New York’s infection rate reached 4.27% on Saturday—the highest level since May, Governor Andrew Cuomo announced on Sunday. Across the state, including micro-cluster zones, the percentage had risen from 3.9% the day before, and of 157,000 coronavirus tests, 6,723 were positive, Cuomo said.

"It was the highest since back in May," the governor said on a press call from Albany on Sunday. "If you look at New York relative only to New York, you see the numbers going up. Not as fast as in other states, but the numbers are going up."

Already on Monday, the governor noted that the positive testing rate in all focus areas under the state's Micro-Cluster strategy was 6.22%, and outside the focus zone areas, it was 4.02%. Hospitalizations also surged past 3,500 over the weekend—an alarming volume not seen in New York since May. 

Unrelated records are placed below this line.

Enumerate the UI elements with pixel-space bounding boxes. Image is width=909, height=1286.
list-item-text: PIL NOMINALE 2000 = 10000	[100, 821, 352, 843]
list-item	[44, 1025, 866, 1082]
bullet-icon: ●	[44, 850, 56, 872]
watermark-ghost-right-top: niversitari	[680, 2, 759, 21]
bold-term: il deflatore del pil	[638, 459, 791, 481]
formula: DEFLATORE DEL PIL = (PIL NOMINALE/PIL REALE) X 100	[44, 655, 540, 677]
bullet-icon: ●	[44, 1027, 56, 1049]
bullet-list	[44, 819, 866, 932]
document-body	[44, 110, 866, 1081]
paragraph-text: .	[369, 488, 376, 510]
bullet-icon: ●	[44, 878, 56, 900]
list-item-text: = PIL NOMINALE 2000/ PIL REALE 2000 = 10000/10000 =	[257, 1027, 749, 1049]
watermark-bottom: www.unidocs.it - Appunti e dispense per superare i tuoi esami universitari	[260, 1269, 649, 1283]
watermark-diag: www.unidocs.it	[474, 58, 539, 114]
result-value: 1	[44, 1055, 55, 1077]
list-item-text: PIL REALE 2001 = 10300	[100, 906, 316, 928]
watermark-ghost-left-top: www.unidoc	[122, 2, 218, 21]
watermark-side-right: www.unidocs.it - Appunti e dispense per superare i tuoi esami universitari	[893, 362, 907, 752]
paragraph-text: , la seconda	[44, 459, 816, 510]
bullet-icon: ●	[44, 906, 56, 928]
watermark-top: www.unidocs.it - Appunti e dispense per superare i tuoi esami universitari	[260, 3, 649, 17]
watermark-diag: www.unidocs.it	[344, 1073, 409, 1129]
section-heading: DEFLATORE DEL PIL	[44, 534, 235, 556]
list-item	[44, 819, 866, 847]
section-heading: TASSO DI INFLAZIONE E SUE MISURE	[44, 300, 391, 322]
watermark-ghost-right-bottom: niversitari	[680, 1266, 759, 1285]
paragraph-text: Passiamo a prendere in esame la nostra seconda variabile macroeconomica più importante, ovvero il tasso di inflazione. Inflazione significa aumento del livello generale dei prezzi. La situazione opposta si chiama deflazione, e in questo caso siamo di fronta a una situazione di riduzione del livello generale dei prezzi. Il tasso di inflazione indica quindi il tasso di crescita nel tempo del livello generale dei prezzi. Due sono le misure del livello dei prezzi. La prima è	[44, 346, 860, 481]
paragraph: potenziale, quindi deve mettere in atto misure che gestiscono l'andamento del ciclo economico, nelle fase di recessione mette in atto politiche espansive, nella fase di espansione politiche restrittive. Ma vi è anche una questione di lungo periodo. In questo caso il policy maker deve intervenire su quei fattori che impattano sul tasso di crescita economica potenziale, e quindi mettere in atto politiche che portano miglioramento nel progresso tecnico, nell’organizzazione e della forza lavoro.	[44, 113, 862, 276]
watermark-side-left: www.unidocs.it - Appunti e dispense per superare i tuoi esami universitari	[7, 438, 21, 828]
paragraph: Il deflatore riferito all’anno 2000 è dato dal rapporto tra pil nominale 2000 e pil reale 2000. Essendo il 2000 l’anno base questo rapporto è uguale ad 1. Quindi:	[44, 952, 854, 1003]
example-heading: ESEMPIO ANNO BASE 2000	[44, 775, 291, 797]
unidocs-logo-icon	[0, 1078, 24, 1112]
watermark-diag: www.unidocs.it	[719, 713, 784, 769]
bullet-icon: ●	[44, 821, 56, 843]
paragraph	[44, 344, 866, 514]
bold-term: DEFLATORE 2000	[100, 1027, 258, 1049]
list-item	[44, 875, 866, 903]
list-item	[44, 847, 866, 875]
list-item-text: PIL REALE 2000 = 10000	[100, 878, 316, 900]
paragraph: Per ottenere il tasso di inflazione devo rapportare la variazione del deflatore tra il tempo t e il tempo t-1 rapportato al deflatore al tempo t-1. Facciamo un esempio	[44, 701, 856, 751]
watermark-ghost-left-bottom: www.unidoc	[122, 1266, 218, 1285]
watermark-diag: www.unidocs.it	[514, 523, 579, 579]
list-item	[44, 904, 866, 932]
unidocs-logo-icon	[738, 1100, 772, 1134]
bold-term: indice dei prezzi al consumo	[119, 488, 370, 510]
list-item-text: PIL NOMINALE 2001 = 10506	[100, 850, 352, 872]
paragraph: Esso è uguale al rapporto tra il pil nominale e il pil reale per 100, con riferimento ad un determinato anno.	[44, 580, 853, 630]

"I expect you're going to see the rate going up through the holiday season," he said. "This is a new phase for COVID—call it the winter phase or the holiday phase or the surge upon surge phase."

So far, Cuomo has announced that small gatherings are currently the number one spreader of COVID-19 and account for 65% of all cases.

He said that tightening restrictions across the state won't control the spikes because the spread is largely happening in living rooms. While there's no way of really enforcing what people do in their homes, Cuomo is focusing on educating New Yorkers.

"The government doesn’t have the ability to monitor it," he added. "We have to communicate this to people in the same way we communicated masks ... all you can do is educate people and hope they hear you when you ask them to wear a mask. It's public education." 

He also noted that the state will now begin focusing on the number of hospitalizations and capacity at hospitals by mandating hospital networks and individual hospitals to distribute patients equally so that no one hospital is overwhelmed as the winter goes on.

New York will also begin identifying retired nurses and doctors for hospitals experiencing staff shortages.

More details for the "winter phase" in New York will be announced this week, Cuomo said.